Imputation is the practice of filling missing or null values. These null values could result from starting to collect new data and older records don’t have the new data point, from a user not filling out a part of a form, adatabase or ETL error, or any number of other reasons. There are many methods that are used to impute these null values, but it’s more important to understand the effects that imputation could possibly have on the data and persist through the model and predictions. The problem with imputation is that it has the potential to create patterns that didn’t previously exist or add noise to a pattern that did exist, reducing the validity of the data. For example, NUMERICAL-IMPUTATION-1 shows a scatter plot and best fit line with some numerical value along the x axis and some target value along the y axis. It appears to be a good fit, but it is only taking into account points of data where x is known.
NUMERICAL-IMPUTATION-1 shows imputing the mean where the missing value doesn’t appear to be random. This ends up skewing the line of best fit and adds noise, reducing the overall accuracy that the model can achieve. NUMERICAL-IMPUTATION-3 shows what it would look like if the mean was imputed but that the missing values are randomly distributed, or in other words, that there is no additional knowledge to be gained by knowing if the value was present or missing. When the missing values are randomly distributed, it does not change the line of best fit. If zero was imputed instead of the average, it would change the line of best fit similar to the way it did in NUMERICAL-IMPUTATION-2. A real world example of this would be if x was the annual income and y was the amount someone would be able to qualify for on a loan. It stands to reason that there would be a relationship where the more money someone makes, the more they can get borrow in a loan, as seen in NUMERICAL-IMPUTATION-1. Now, imagine that people who make less money are less likely to submit their annual income; that is what NUMERICAL-IMPUTATION-2 looks like. In this case, the x value is missing because of something and imputing the mean for those values will skew the results of the model. Now, consider that some records in the database were randomly deleted that contained how much some people make but not the record for the person and so the x-value is randomly null; that effect is pictured in NUMERICAL-IMPUTATION-3 and is a case where it is safe and sound to impute the value. One other thing to consider is, what if 0 was imputed instead of the mean. It’s probably not an accurate representation to say that someone makes 0 dollars annually and it would skew the model in a similar way to NUMERICAL-IMPUTATION-2.

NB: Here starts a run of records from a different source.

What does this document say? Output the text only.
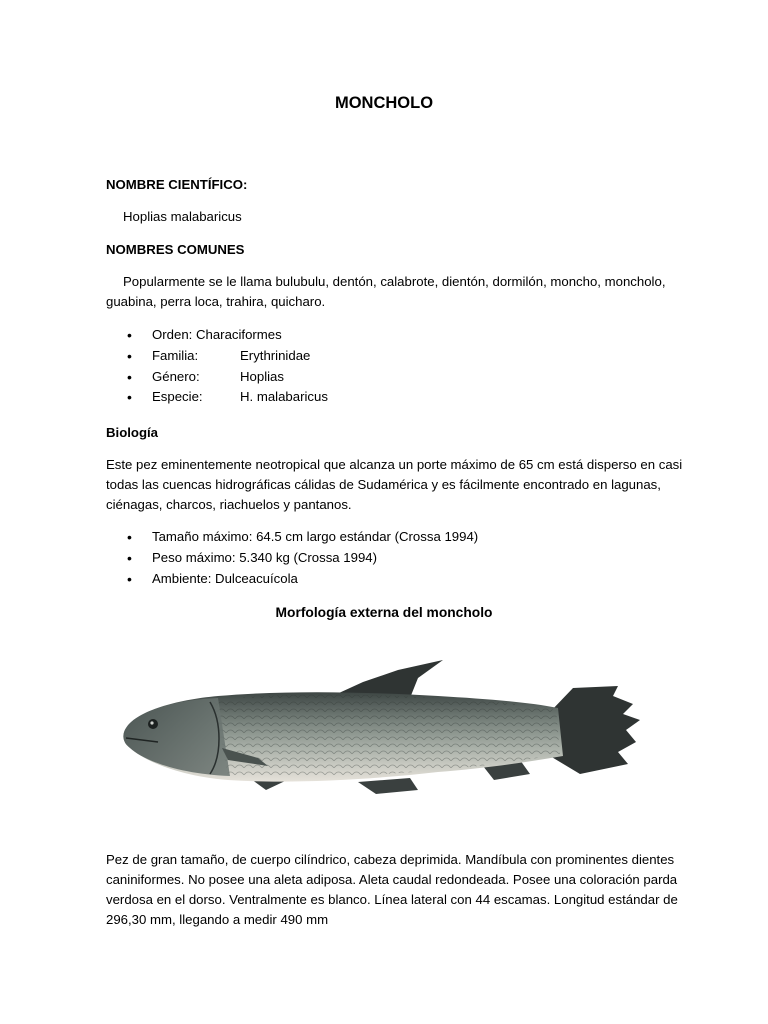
MONCHOLO
NOMBRE CIENTÍFICO:
Hoplias malabaricus
NOMBRES COMUNES
Popularmente se le llama bulubulu, dentón, calabrote, dientón, dormilón, moncho, moncholo,
guabina, perra loca, trahira, quicharo.
• Orden: Characiformes
• Familia:	Erythrinidae
• Género:	Hoplias
• Especie:	H. malabaricus
Biología
Este pez eminentemente neotropical que alcanza un porte máximo de 65 cm está disperso en casi
todas las cuencas hidrográficas cálidas de Sudamérica y es fácilmente encontrado en lagunas,
ciénagas, charcos, riachuelos y pantanos.
• Tamaño máximo: 64.5 cm largo estándar (Crossa 1994)
• Peso máximo: 5.340 kg (Crossa 1994)
• Ambiente: Dulceacuícola
Morfología externa del moncholo
Pez de gran tamaño, de cuerpo cilíndrico, cabeza deprimida. Mandíbula con prominentes dientes
caniniformes. No posee una aleta adiposa. Aleta caudal redondeada. Posee una coloración parda
verdosa en el dorso. Ventralmente es blanco. Línea lateral con 44 escamas. Longitud estándar de
296,30 mm, llegando a medir 490 mm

If a simple way to impute a missing numerical value is to take the mean of the values, how can the imputation value be assessed for categorical values? A simple method is to take another form of average, the mode, which is the most frequently occurring value. Some of the challenges present in imputing the mode are the same as in imputing the mean for a numerical value. Look at CATEGORICAL-IMPUTATION-1, consider `Missing1` similar to NUMERICAL-IMPUTATION-2 and `Missing2` similar to NUMERICAL-IMPUTATION-3, where there is a pattern to `Missing1` in relation to the target and `Missing2` is randomly distributed, which can be seen because it matches the overall average target value. The differences, however, are that in this case `Missing1` and `Missing2` both skew the pattern recognition and in this case it is only being skewed for a subset of the data, Category B, which would be the imputed value if imputing with the mode.
Skewing the relationship between a single value and the target value is not the only risk in imputation, but it is among the most common and easiest to evaluate. Other risks tend to stay in the same realm as they will simply add noise and reduce accuracy.
Fortunately, this risk can be greatly mitigated by dropping dimensions that are relatively sparse. There is always debate about exactly what sparsity levels (%missing) to allow in a column or a row, but it is never debated that imputing values has the potential to distort the data in a way that it is no longer truly representative of what the data is trying to describe. Despite this, it is still a common practice because dropping records due to a single missing value could drastically reduce data set size and possibly cause patterns to be missed across other dimensions.
Now that the risk has been addressed, how should values actually be imputed? Know that there are many methods that can be used outside of the methods that are addressed here, but that these are very common practice.
Numerical values: A good default is to simply impute the mean. If the missing values are normally distributed, then it is like adding weight to the very center of a teeter-totter. It doesn’t affect the weight to either side and allows everything to continue normally. However, what the value is trying to represent should always be considered. If there is sales data and some null values for sale price, is it because of ETL error or is it because the person used a coupon or a loyalty punch card? Does 0 or some other value than the mean make more sense?
Categorical values: A good default here is actually to add another category and call it ‘Other’ or ‘Unknown’ or even ‘Missing’. This category would be able to hold the additional variance if the missing values are randomly distributed, or gain in feature importance if there is a meaningful relationship between missing that value and the target. A fallback is to impute the average in the form of the mode. As with numerical values, it is always important to assess what the value is actually trying to represent and why the value might be missing. If it’s known that most of the missing values are probably the mode, then impute with the mode. It becomes harder and harder to assess as the unique values for that categorical column increase. If it’s not known, or there is uncertainty, impute the categorical value with filler text that is new unique value to the dataset.